Köy halkının önemli bir kısmı Osman Gazinin emriyle köyü kuran ve yerleşen Oğuzların Kayı boyu Karakeçili aşiretinden Türkmen-Yörük taifesindedir. Köye daha sonraları birkaç aile ve yine 1850’li yıllarda dönemin padişahının emri ile konar göçer göçebeler yerleşik düzene geçmiş ve köye de birkaç göçebe aile katılmıştır.

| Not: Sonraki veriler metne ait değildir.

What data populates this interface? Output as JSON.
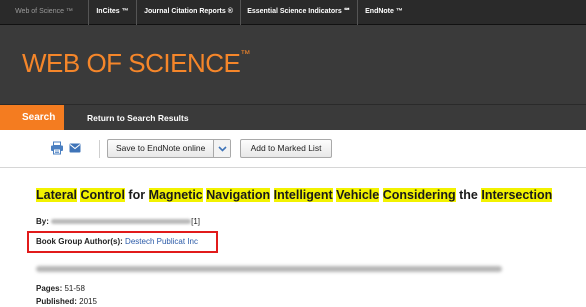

Daha öncelerinde ise ipek yolu ticareti yapan kervanlar ve krallar Bolu-Göynük yolunu kullanmadı ise büyük İskender ve tarihçi Marco Polo bu güzergahı ( Nallıhan-Karahisargölcük köyü Gölpınarı mevki – Demirköy yolunu ) kullanmıştır. Köy içindeki kayaya oyulmuş mağara ve kapısındaki tarihi kabartma yazı köy mezarlığının yanındaki kayalık tepenin üstündeki eski kral mezarı buna delil sayılabilir. (MÖ. köylerdeki en yetkili kişilere kral denirdi). Bugün bildiğimiz gibi sadece bir ülkenin değil birkaç yüz kişiyi de yöneten kişi aynı zamanda o bölgenin de kralıdır. (Kent devletleri gibi)

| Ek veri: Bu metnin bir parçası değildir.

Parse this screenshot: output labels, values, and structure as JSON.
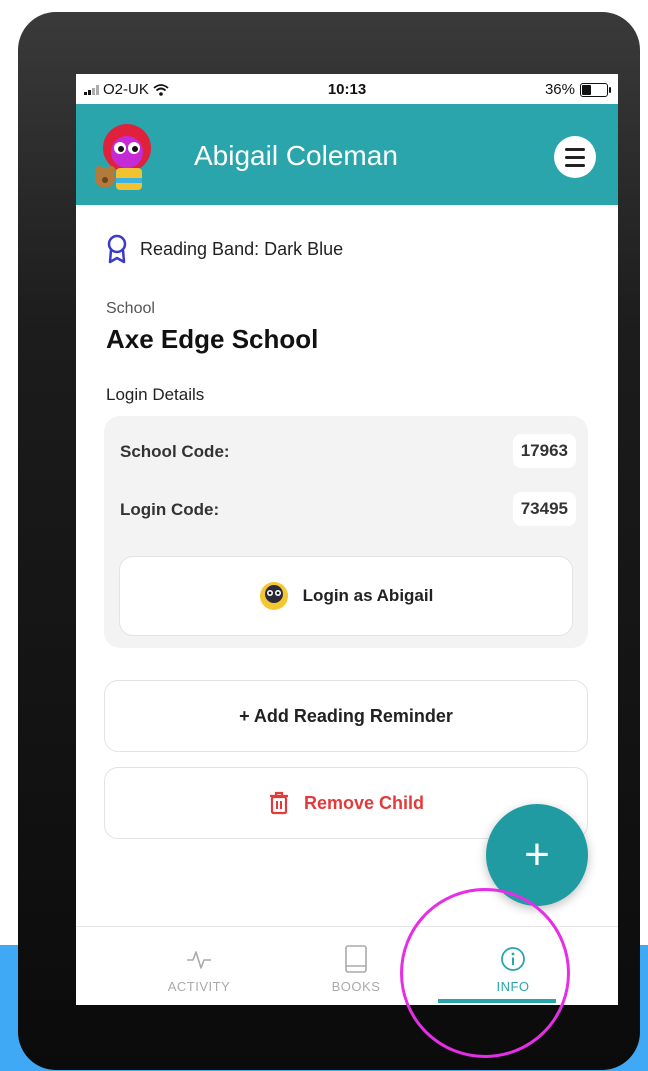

Köyün tarihi yerleri Yanışlar mevkiindeki sivri kaya, bir şehir efsanesi olan gelin kayaları (gelin alma alayına benzediği için), Gökçekaya barajında balık avı, sular çekildiği zaman kalenin burçları, köy içinde ne zaman yapıldığı bilinmeyen kaya içine oyulmuş mağara ve kapısındaki kabartma yazı (köyümüz içinde bulunan kaya mezarının üçgen alınlıklı kabartması) vardır. Kaya anıtın hemen altında dikdörtgen kapı ile girilen 2×2.5 m ölçülerinde Frigya dönemine ait ait mezar odası mevcuttur. Kayaya oyularak yapılan mezar odası, dikdörtgen planlı basık beşik kemer çatılıdır -kaynak 2006 A.E.- hangi zamana ve kime ait olduğu bilinmeyen mezarlık yakınındaki kayalık tepenin üstündeki kral mezarı, mezarlık içinde tarihi Osmanlı mezar taşları vardır.[3]